Available online through MWHC library: 2006 - present

Heavy alcohol consumption is an established risk factor for hypertension; the mechanism by which alcohol consumption impact blood pressure (BP) regulation remains unknown. We hypothesized that a genome-wide association study accounting for gene-alcohol consumption interaction for BP might identify additional BP loci and contribute to the understanding of alcohol-related BP regulation. We conducted a large two-stage investigation incorporating joint testing of main genetic effects and single nucleotide variant (SNV)-alcohol consumption interactions. In Stage 1, genome-wide discovery meta-analyses in =131K individuals across several ancestry groups yielded 3,514 SNVs (245 loci) with suggestive evidence of association (P < 1.0 x 10-5). In Stage 2, these SNVs were tested for independent external replication in =440K individuals across multiple ancestries.
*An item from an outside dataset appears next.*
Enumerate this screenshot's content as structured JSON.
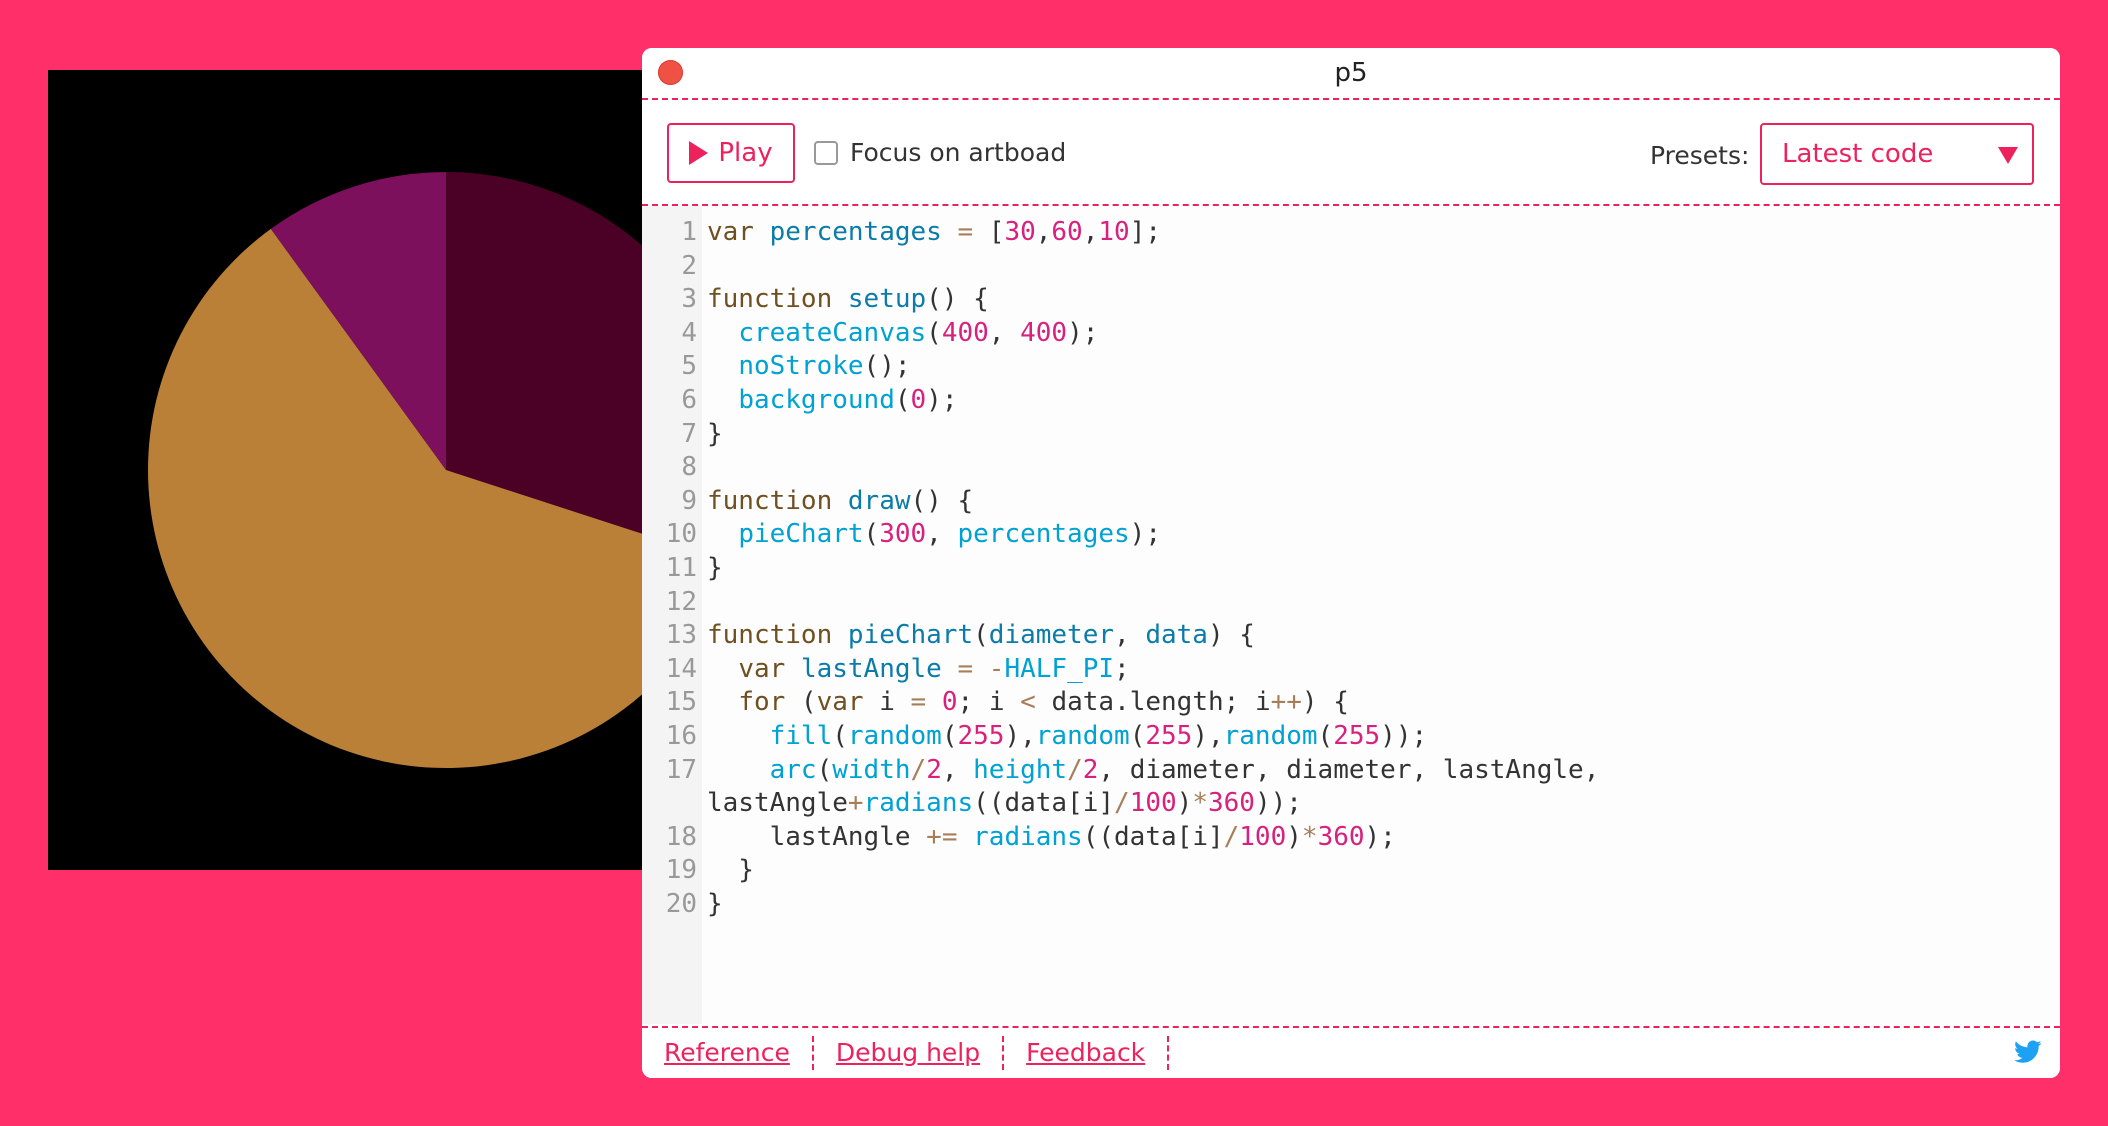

We identified and replicated (at Bonferroni correction threshold) five novel BP loci (380 SNVs in 21 genes) and 49 previously reported BP loci (2,159 SNVs in 109 genes) in European ancestry, and in multi-ancestry meta-analyses (P < 5.0 x 10-8). For African ancestry samples, we detected 18 potentially novel BP loci (P < 5.0 x 10-8) in Stage 1 that warrant further replication. Additionally, correlated meta-analysis identified eight novel BP loci (11 genes). Several genes in these loci (e.g., PINX1, GATA4, BLK, FTO and GABBR2) have been previously reported to be associated with alcohol consumption. These findings provide insights into the role of alcohol consumption in the genetic architecture of hypertension.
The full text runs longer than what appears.